Bob Burrough évoque une interview de Steve Jobs réalisée en 1995 (lire : "Steve Jobs : The Lost Interview", un DVD à voir), dans laquelle le fondateur d’Apple expliquait sa vision, notamment en termes de recrutement. En particulier, le fait qu’il embauchait des gens compétents, non pas pour leur dire ce qu’ils devaient faire, mais pour qu’ils lui disent ce qu’il fallait faire. Ou encore le principe que les conflits entre employés étaient souvent une bonne chose pour améliorer une idée ou un produit.

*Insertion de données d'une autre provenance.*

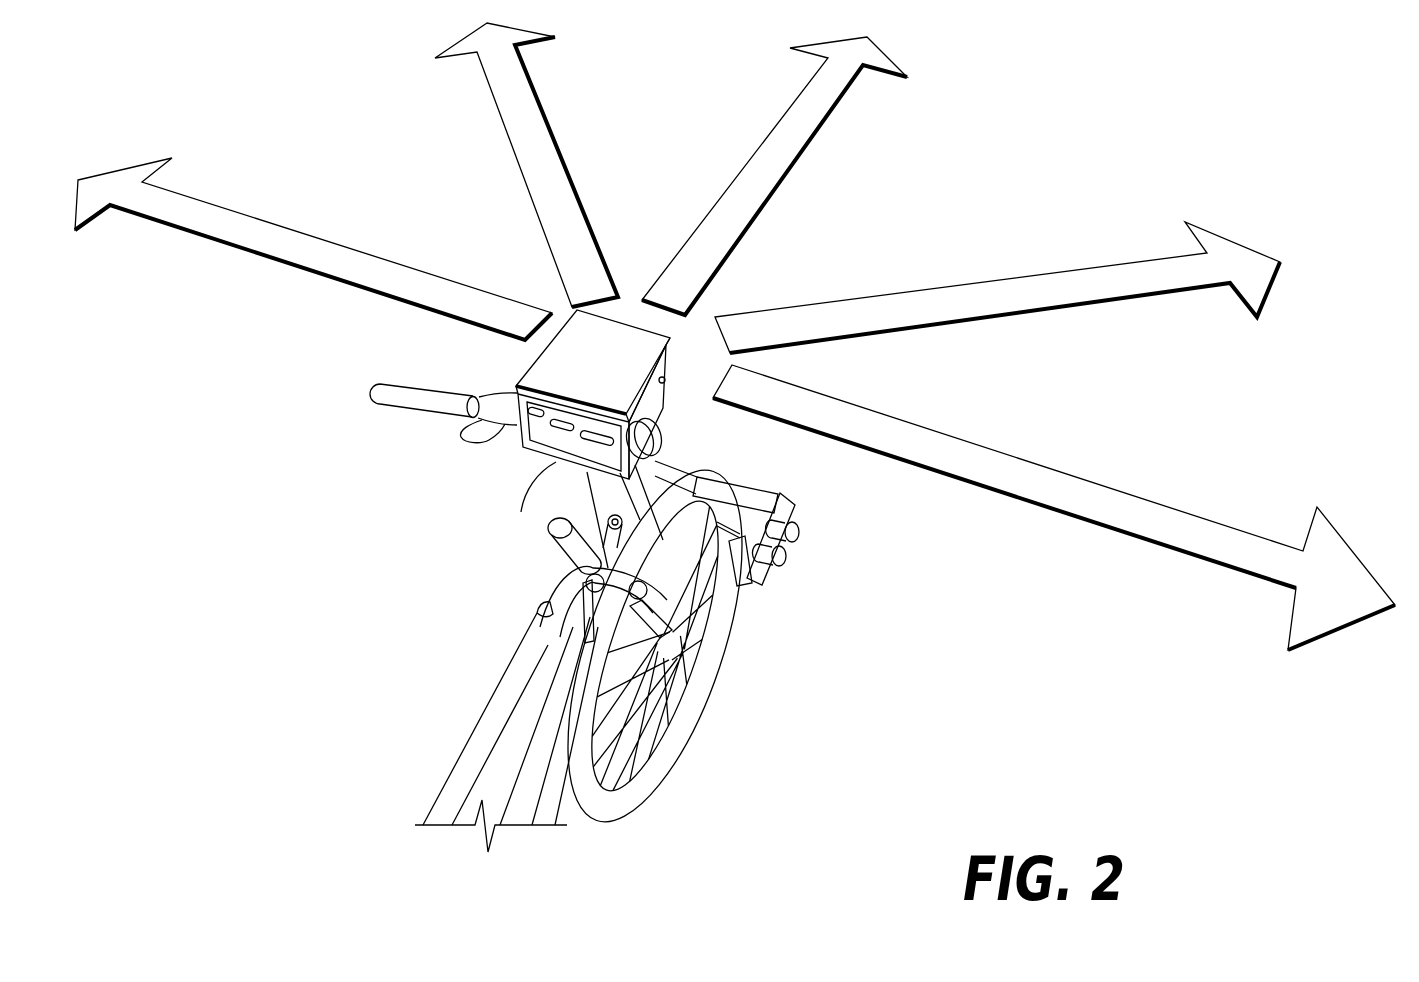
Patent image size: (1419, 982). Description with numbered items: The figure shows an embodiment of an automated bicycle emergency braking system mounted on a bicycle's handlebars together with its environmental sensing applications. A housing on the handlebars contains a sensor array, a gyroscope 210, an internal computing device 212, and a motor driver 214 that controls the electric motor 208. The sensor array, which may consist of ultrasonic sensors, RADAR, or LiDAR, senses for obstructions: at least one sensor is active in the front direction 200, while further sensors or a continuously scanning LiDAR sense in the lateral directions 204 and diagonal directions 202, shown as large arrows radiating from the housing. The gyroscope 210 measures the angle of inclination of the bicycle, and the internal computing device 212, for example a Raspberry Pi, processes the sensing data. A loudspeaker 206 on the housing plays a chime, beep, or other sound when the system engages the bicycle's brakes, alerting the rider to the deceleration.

The front direction 200 is at (707, 252).
The diagonal directions 202 is at (1133, 278).
The lateral directions 204 is at (1030, 480).
The loudspeaker 206 is at (657, 424).
The electric motor 208 is at (733, 561).
The gyroscope 210 is at (545, 426).
The internal computing device 212 is at (567, 439).
The motor driver 214 is at (588, 453).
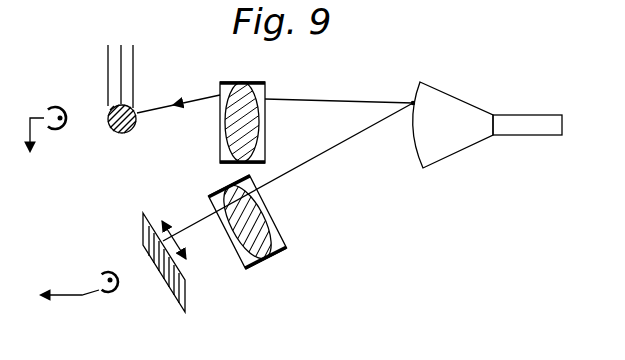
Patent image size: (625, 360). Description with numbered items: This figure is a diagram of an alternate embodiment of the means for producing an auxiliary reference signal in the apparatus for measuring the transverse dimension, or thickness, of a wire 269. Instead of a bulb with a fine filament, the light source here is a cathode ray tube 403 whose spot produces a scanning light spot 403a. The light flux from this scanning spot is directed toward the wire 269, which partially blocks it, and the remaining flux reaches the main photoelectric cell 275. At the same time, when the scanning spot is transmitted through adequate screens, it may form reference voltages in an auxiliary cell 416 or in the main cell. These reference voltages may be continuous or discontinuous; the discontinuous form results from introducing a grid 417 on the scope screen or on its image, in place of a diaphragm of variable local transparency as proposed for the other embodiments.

The wire 269 is at (118, 132).
The photoelectric cell 275 is at (50, 106).
The cathode ray tube 403 is at (479, 143).
The scanning light spot 403a is at (396, 91).
The auxiliary cell 416 is at (104, 297).
The grid 417 is at (186, 296).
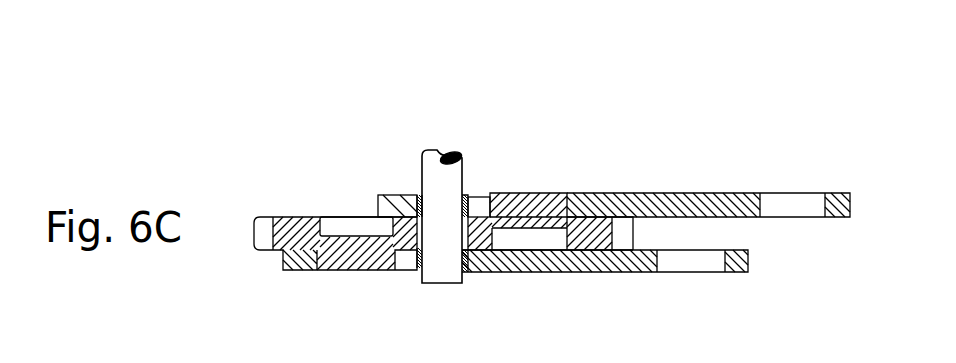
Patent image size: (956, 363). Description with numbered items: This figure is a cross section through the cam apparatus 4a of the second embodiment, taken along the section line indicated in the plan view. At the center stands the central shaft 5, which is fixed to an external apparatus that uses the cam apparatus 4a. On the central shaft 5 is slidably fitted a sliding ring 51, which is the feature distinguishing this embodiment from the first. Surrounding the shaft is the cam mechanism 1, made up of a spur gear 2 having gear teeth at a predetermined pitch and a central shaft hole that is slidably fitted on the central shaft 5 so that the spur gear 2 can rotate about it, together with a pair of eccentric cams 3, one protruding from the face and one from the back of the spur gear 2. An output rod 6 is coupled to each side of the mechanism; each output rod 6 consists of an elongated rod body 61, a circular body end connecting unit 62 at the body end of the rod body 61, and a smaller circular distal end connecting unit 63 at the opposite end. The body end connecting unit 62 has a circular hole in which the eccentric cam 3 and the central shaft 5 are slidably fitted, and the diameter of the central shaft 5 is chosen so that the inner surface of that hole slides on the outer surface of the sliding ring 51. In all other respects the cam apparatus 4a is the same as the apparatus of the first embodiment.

The cam apparatus 4a is at (650, 122).
The central shaft 5 is at (446, 149).
The sliding ring 51 is at (466, 194).
The body end connecting unit 62 is at (392, 195).
The eccentric cam 3 is at (553, 193).
The spur gear 2 is at (594, 222).
The cam mechanism 1 is at (615, 147).
The rod body 61 is at (674, 195).
The distal end connecting unit 63 is at (834, 195).
The output rod 6 is at (850, 203).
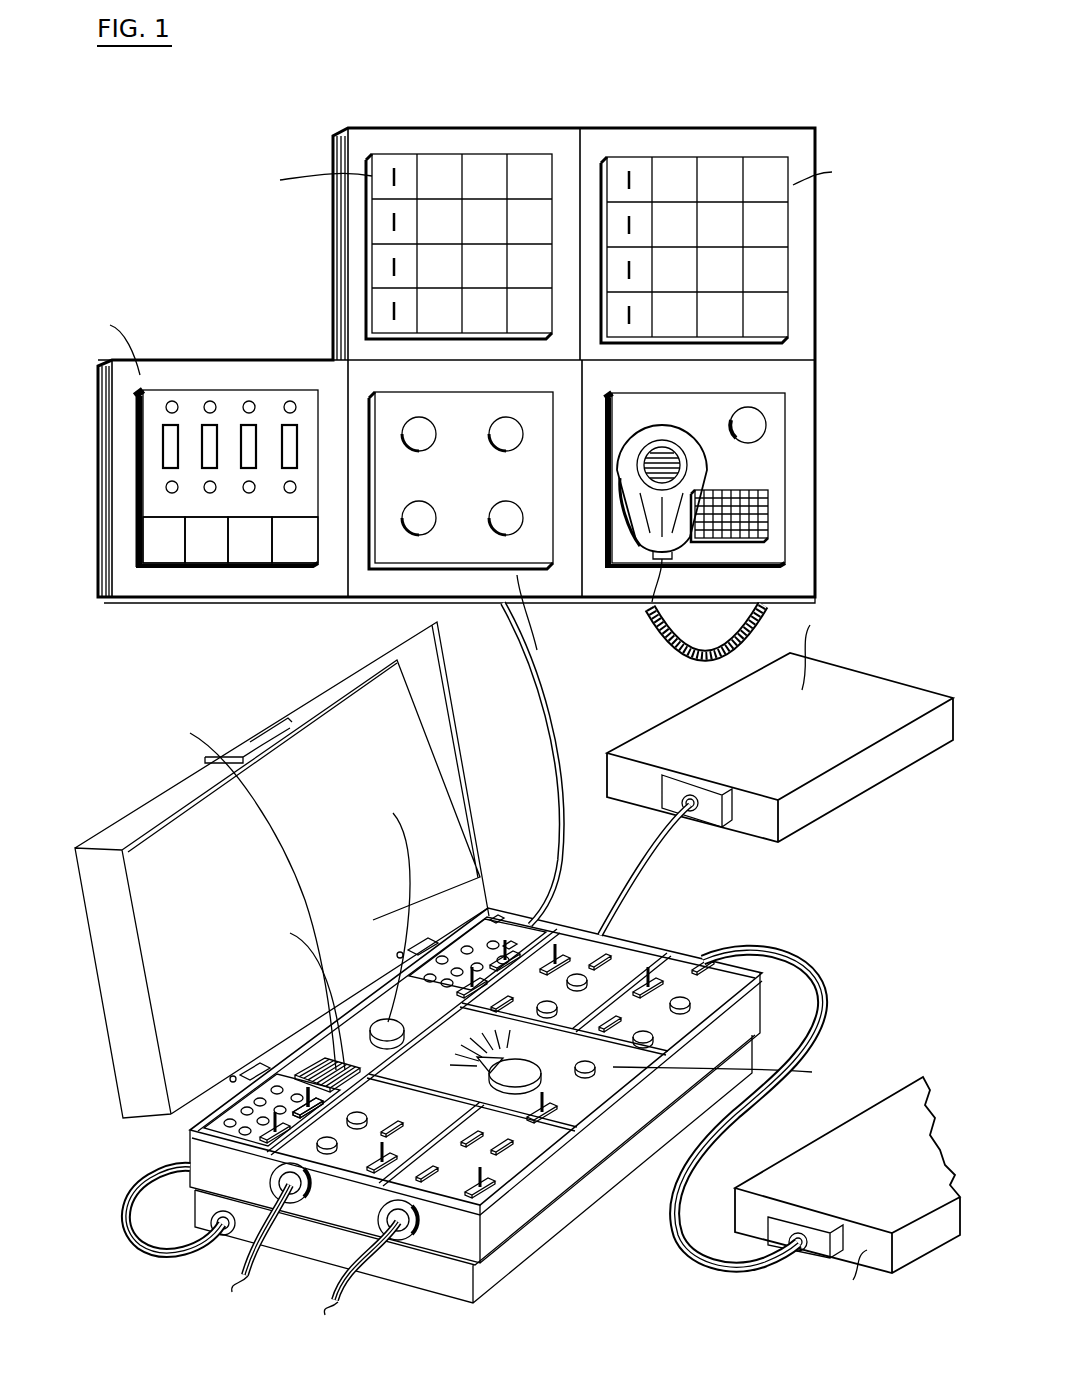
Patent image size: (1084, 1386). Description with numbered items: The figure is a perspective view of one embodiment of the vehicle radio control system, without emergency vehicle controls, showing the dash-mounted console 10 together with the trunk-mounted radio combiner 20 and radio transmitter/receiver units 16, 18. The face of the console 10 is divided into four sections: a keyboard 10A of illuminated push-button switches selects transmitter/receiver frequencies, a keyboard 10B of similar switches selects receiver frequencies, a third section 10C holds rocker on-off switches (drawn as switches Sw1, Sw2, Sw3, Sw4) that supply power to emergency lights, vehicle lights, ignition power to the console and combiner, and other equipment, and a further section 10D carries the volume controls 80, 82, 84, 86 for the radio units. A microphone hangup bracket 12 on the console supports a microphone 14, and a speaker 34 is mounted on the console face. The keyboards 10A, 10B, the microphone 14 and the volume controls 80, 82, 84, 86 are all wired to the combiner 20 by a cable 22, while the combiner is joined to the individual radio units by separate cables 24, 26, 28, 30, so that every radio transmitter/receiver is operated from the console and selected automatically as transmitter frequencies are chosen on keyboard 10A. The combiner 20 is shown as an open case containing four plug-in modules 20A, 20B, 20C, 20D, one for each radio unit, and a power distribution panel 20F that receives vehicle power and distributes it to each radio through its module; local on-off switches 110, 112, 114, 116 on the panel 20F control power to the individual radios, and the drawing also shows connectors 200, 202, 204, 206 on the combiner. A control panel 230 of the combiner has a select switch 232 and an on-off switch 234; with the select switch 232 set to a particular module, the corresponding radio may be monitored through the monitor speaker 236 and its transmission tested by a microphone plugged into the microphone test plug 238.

Tout ceci est vrai, mais il y a un prérequis que Bob Burrough oublie peut-être un peu vite : pour qu’une organisation souple puisse fonctionner sans tomber dans le chaos, il faut une personne capable de trancher les débats et de faire avancer l’entreprise. Steve Jobs remplissait ce rôle régulièrement, et l’ancien employé d’Apple donne deux exemples qu’il a connus directement. Lors de la création du premier iPad, les prototypes intégraient deux connecteurs dock, un pour le mode paysage et un pour le mode portrait. L’idée étant que l’on pouvait placer la tablette dans n’importe quelle orientation, par exemple sur le clavier associé commercialisé à l’époque par le constructeur.
C’était une bonne idée sur le papier, mais qui posait de nombreux problèmes sur le plan matériel. Que devait-il se passer si un utilisateur reliait deux appareils en même temps ? Bob Burrough s’occupait alors des tests de l’appareil et il a signalé à Steve Jobs que ces deux connecteurs posaient de nombreux problèmes. La décision a été prise immédiatement de ne garder qu’un seul connecteur dock et c’est la norme depuis pour chaque tablette conçue par Apple.
Son autre exemple concerne l’iPod Nano de sixième génération, un modèle étonnant qui optait pour le design matériel d’un iPod Shuffle et l’interface d’un iPhone, a été développé avec deux options en tête. Si l’utilisateur le voulait, un paramètre permettait de quitter l’interface moderne inspirée par iOS pour retrouver une interface classique, inspirée par l’iPod Classic. Là aussi, Steve Jobs n’a pas hésité et il a tranché pendant le développement en faveur d’une seule voie.
À sa mort, personne au sein d’Apple n’a repris cette place. Tim Cook n’a pas voulu ou pu le faire, pas plus que Jonathan Ive, Phil Schiller ou un autre. C’est pour cette raison que l’actuel CEO a réorganisé l’entreprise, il fallait bien une organisation différente, plus stricte, pour que les décisions puissent être prises au quotidien.